Boys' Choir's 'Angelis': Spain's New 'Soul' Music
by Howell Llewellyn
Two years after stunning the music industry with the huge success of the Gregorian chants of the choir of cloistered monks at the Santo Domingo de Silos monastery, Spain is again courting our celestial and musical soul.
First behind the monks were the nuns. A choir of Benedictine nuns from northern Spain entered the charts in December with their own offering of plainsong, although by early February, after five weeks on the charts, the album "Cantate Domino, Alleluya" had climbed to just No. 22. It has sold less than 50,000 units, according to the nuns' Spanish TV label RTVE Música.
Faring much better, though, is a so-called "white voices'' choir from one of the world's best-known monasteries.
El Escorial, located just north of Madrid. El Escorial is a fully functioning religious center and claims one of the world's most prestigious boys' choirs, Elbosco. EMI-Hispavox has decided to tap the spiritual vein, which has been reflected not only by monks and nuns but by such acts as Enigma and Sacred Spirit, by recording the choir within the monastery's walls.
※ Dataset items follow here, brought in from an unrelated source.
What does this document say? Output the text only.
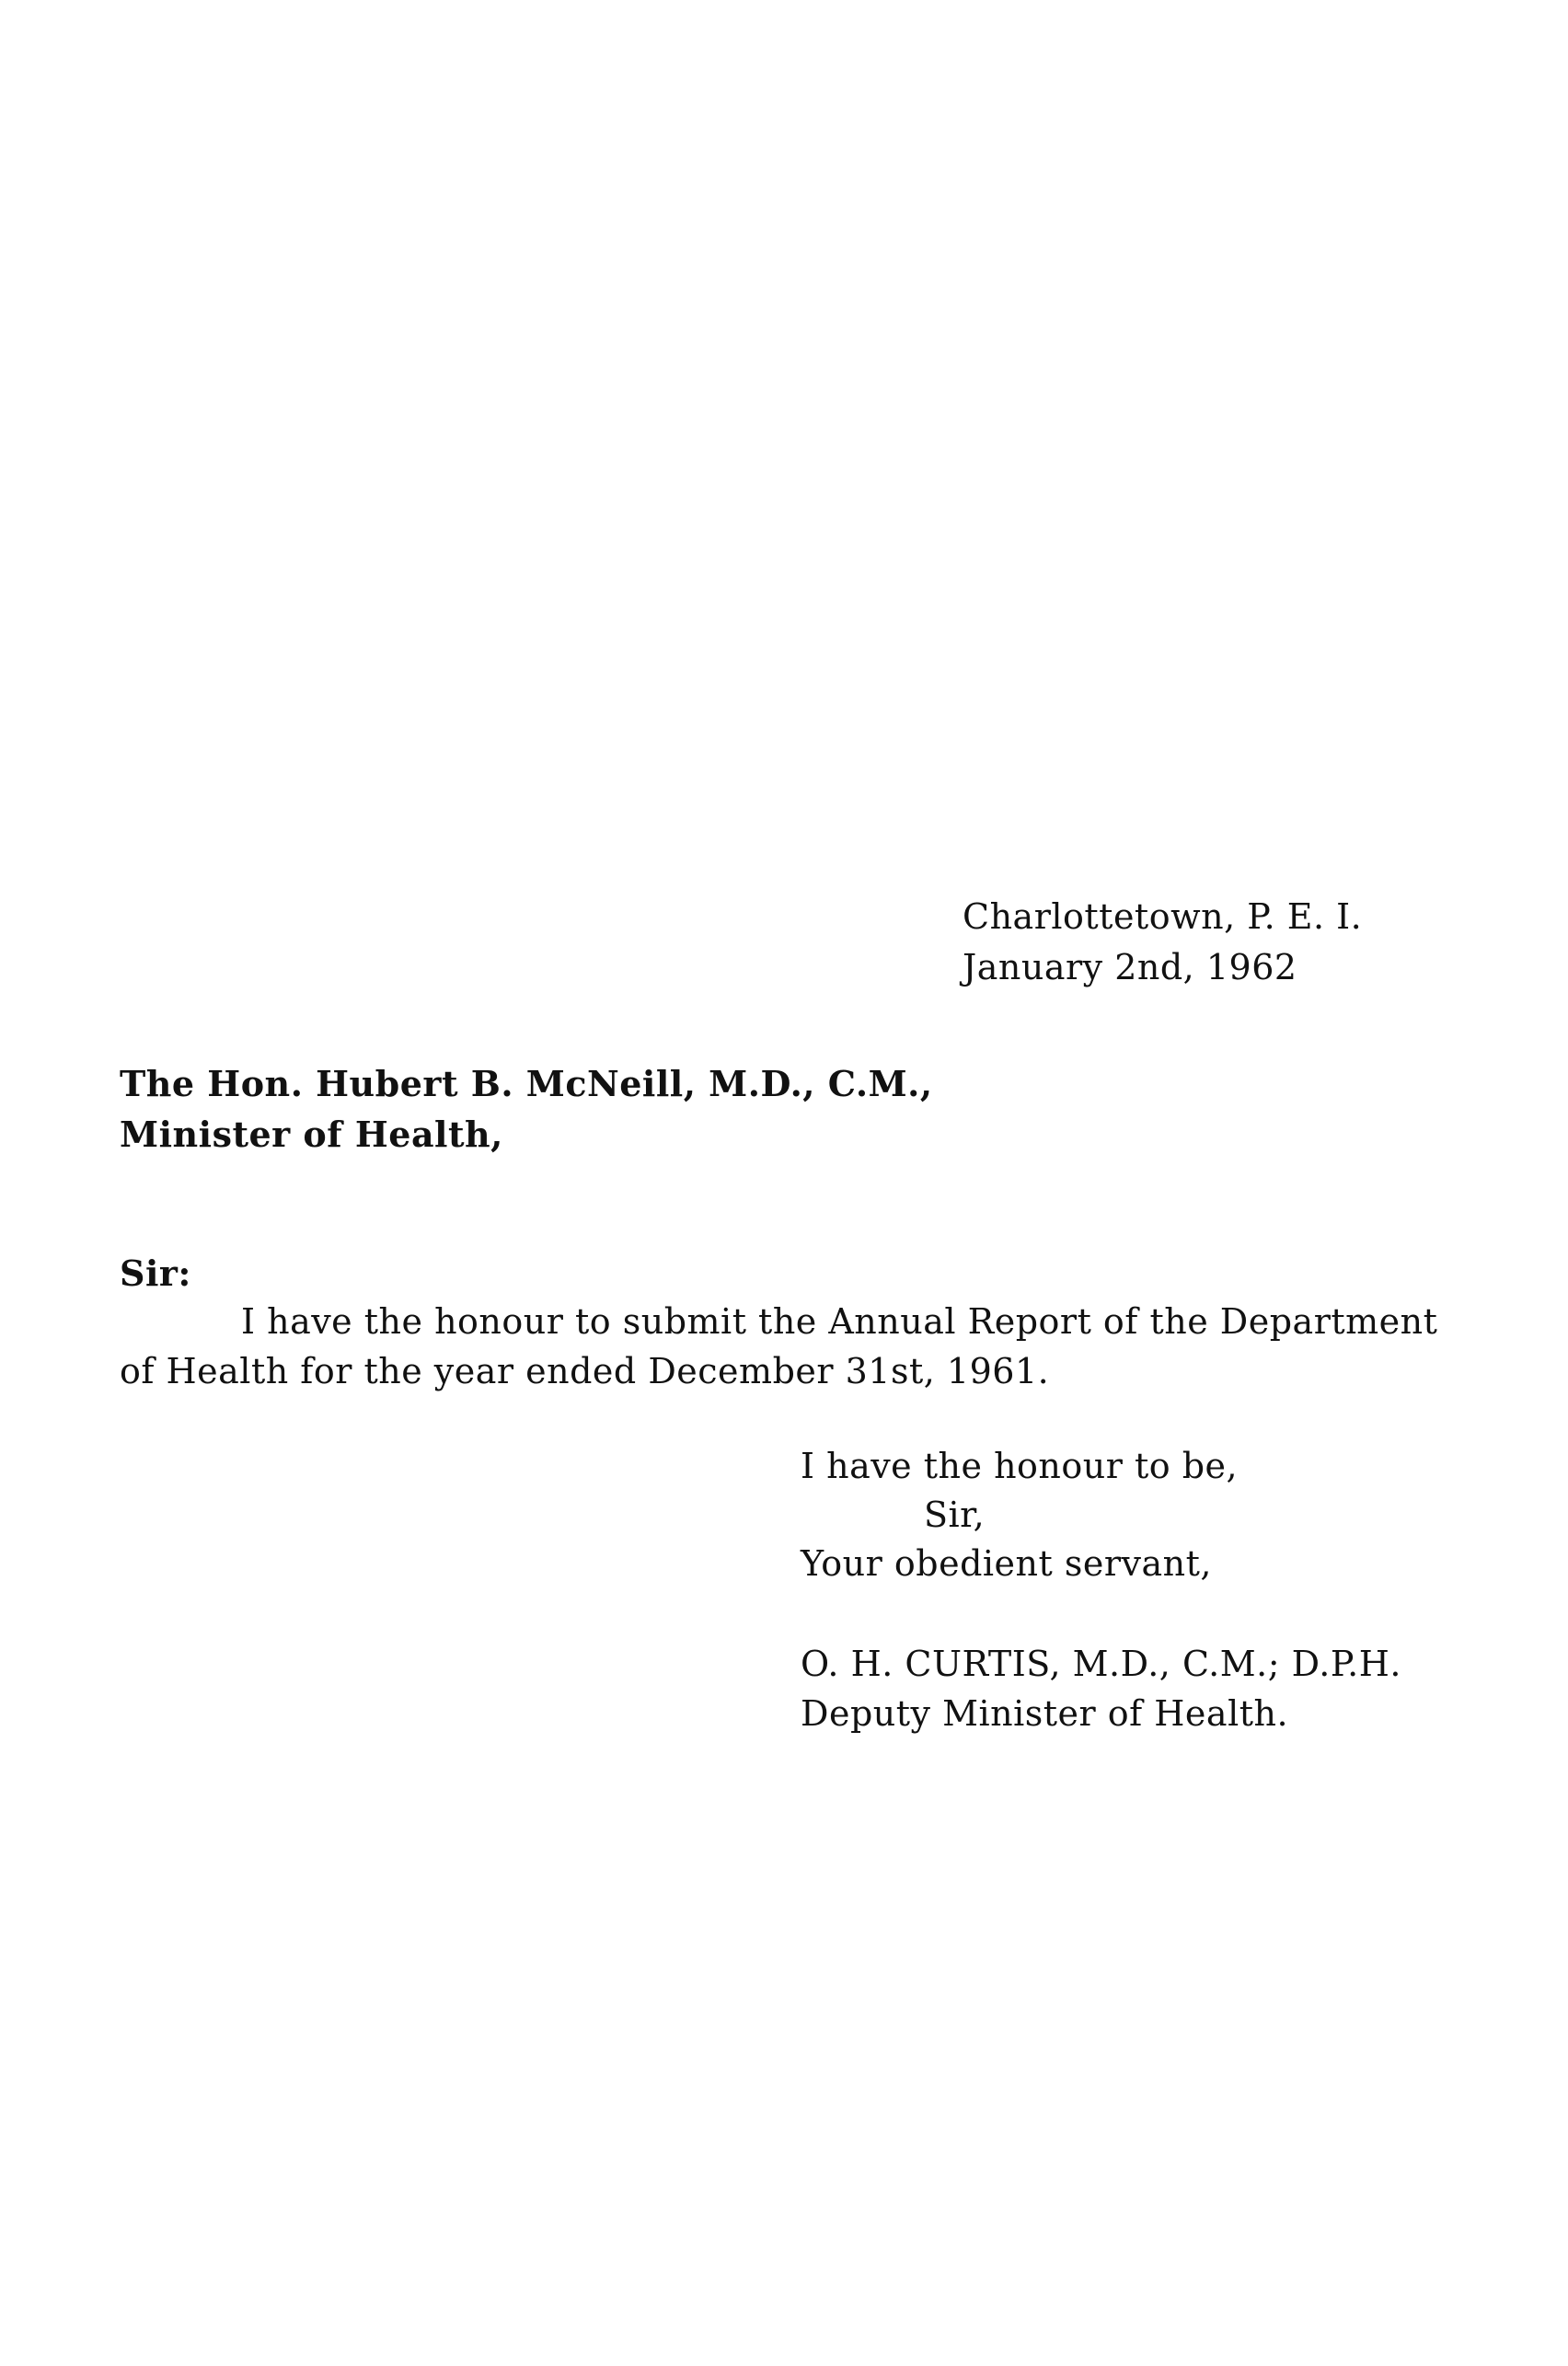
Charlottetown, P. E. I.
January 2nd, 1962
The Hon. Hubert B. McNeill, M.D., C.M.,
Minister of Health,
Sir:
I have the honour to submit the Annual Report of the Department
of Health for the year ended December 31st, 1961.
I have the honour to be,
Sir,
Your obedient servant,
O. H. CURTIS, M.D., C.M.; D.P.H.
Deputy Minister of Health.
By early February, "Angelis" by Elbosco had spent 10 weeks in the upper regions of the charts, peaking at No. 4, with sales exceeding 150,000 units.
EMI international product manager Boris Aguirreche points out that, unlike other spiritual acts, Elbosco used no pre-recorded material. Instead, the boys' divine voices combine with minimal instrumental backup and an English-language male voice that occasionally lapses into a type of "church-rap".
The boys' choir uses some female voices but their model for 'Angelis" is the sound of the castrated singers of the Italian Middle Ages, rather than the earlier and more biblical Gregorian chant.
"However the music is angelic, and that is why it is selling." says Aguirreche. "The voices of the boys are the wings that lift you to heaven. Over the centuries, astrologers, physicians and architects have attributed magical qualities to El Escorial, and we think this comes across in the recording."
Unlike the Gregorian chants of the monks and nuns, "Angelis" uses rhythms that would not be out of place in any contemporary genre. The 13 tracks even contain hints of trance and techno.